If Measure J is approved Porterville Unified will renovate this existing building so it can include the military school and the Porterville Adult School.

District administrators were contacted by the governor's office about building the new facility. Superintendent John Snavely says they were approached because the city has a strong cadet program and is very patriotic.

The military school would be modeled after the Oakland Military Institute, which was built while Governor Brown was mayor of Oakland.

Measure J would help renovate a vacant section of the adult school building to house the military institute.

The bond would also build new classrooms so the district wouldn't have to rely on aging portables, build a swimming pool, auditorium, new wireless internet system and acquire new materials to make the district more tech-friendly.

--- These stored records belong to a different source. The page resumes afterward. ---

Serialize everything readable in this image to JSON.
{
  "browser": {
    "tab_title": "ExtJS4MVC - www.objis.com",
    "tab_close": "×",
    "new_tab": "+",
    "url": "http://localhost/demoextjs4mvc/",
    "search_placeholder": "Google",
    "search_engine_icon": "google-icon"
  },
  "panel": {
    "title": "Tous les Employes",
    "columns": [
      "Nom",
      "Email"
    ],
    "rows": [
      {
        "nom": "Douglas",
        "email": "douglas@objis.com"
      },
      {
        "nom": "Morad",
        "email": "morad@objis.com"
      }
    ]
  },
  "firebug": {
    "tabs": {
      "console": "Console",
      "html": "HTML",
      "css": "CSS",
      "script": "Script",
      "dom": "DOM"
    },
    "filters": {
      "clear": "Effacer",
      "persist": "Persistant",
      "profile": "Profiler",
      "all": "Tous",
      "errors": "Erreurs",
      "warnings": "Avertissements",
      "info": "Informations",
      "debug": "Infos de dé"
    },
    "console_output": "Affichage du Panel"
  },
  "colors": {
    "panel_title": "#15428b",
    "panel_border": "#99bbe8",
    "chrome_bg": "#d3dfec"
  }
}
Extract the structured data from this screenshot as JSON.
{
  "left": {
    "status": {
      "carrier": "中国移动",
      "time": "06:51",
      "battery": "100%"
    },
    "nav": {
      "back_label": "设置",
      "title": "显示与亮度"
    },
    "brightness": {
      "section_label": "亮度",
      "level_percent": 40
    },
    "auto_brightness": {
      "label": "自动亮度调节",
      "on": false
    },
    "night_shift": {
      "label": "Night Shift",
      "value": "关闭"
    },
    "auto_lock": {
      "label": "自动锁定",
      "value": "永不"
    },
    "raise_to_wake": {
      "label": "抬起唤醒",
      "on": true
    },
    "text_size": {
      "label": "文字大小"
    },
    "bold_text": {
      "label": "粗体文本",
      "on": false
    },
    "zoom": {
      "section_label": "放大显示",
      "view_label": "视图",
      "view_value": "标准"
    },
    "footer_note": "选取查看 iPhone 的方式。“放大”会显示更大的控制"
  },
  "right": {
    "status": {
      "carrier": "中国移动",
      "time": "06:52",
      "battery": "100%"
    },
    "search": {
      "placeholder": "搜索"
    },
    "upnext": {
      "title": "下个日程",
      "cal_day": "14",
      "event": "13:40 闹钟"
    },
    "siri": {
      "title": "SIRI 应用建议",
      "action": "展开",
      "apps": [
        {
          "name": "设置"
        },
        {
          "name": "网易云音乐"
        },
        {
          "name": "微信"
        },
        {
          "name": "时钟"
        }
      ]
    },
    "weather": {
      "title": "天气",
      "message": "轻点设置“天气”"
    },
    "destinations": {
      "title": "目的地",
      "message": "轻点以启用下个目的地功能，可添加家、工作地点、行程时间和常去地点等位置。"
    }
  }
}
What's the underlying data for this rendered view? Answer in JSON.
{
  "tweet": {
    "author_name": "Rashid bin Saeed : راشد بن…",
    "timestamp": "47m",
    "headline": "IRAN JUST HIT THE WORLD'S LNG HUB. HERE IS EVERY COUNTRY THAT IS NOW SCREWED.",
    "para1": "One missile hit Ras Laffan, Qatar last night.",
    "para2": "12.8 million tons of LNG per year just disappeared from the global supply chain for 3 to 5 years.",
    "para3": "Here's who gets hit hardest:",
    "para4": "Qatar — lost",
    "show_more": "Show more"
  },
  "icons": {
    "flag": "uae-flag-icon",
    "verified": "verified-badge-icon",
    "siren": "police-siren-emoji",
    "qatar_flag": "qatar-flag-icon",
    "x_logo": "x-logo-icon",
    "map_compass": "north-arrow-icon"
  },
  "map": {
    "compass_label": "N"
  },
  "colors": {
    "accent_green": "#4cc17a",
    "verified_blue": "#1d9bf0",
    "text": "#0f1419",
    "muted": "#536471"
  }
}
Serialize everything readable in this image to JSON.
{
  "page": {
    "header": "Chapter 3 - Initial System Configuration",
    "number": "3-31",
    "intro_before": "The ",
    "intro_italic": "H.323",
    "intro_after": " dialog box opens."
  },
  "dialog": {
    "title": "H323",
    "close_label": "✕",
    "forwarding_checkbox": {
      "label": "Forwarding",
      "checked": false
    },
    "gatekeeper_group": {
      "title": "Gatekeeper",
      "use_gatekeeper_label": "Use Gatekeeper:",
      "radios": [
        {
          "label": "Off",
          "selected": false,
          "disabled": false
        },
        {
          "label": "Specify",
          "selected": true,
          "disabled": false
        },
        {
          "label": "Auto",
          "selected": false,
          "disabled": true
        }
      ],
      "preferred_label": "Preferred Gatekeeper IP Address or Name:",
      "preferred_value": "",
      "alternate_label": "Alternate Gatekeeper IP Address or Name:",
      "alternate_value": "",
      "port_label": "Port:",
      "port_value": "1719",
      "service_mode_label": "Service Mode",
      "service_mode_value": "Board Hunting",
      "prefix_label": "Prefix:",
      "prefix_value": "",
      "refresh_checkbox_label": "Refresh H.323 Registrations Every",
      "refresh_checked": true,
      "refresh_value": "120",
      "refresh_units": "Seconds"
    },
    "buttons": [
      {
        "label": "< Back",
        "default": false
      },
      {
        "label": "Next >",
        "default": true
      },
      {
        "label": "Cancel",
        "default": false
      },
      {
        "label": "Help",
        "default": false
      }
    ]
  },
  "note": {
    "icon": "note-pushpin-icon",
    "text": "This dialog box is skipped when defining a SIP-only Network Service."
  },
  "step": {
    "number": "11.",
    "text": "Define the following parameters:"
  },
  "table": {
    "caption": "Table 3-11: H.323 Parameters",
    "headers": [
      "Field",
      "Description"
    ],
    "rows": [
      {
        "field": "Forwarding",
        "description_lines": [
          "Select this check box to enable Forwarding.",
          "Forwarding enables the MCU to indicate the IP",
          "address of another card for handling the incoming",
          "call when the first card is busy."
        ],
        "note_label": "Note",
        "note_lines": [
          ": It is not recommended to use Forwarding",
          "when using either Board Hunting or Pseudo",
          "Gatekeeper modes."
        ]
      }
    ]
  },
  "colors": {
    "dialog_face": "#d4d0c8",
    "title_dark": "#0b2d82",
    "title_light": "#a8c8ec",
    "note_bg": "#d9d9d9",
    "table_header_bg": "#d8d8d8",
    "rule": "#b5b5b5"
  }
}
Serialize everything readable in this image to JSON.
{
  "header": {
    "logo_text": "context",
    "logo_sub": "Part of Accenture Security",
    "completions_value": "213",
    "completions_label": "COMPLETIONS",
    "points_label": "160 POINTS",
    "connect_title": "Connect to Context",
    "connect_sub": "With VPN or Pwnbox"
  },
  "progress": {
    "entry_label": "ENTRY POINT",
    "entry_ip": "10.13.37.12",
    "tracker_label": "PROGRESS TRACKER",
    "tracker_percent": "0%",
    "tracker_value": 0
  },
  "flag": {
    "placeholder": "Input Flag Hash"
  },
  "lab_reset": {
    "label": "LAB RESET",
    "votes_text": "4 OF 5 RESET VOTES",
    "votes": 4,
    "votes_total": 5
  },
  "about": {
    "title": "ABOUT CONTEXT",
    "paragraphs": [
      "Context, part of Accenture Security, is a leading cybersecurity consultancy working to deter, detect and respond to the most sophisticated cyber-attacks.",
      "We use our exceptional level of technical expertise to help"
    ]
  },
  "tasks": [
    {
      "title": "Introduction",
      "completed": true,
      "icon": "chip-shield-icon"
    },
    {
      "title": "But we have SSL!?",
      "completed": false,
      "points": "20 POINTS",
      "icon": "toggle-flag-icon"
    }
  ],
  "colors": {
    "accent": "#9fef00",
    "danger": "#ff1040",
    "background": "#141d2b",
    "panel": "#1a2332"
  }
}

Snavely said, "In Porterville Unified we want to allow to have handheld devices for the students for technologies so they can access our system textbooks and such electronically and be able to do that 24/7."

If passed, residents' taxes would increase $45 per $100 thousand assessed value. While the measure has garnered support, some voters say they're not willing to fork over extra money to pay for the projects.

Jose Elizondo said, "I would probably vote no on Measure J. I think the school district is doing fine we're already taxed enough as it is and I think it's just one of those taxes we can't afford at this time."

The committee against wasteful PUSD spending told Action News it does not support Measure J because it is not specific enough as to how the district can spend the money. Measure J would need 55% approval to pass.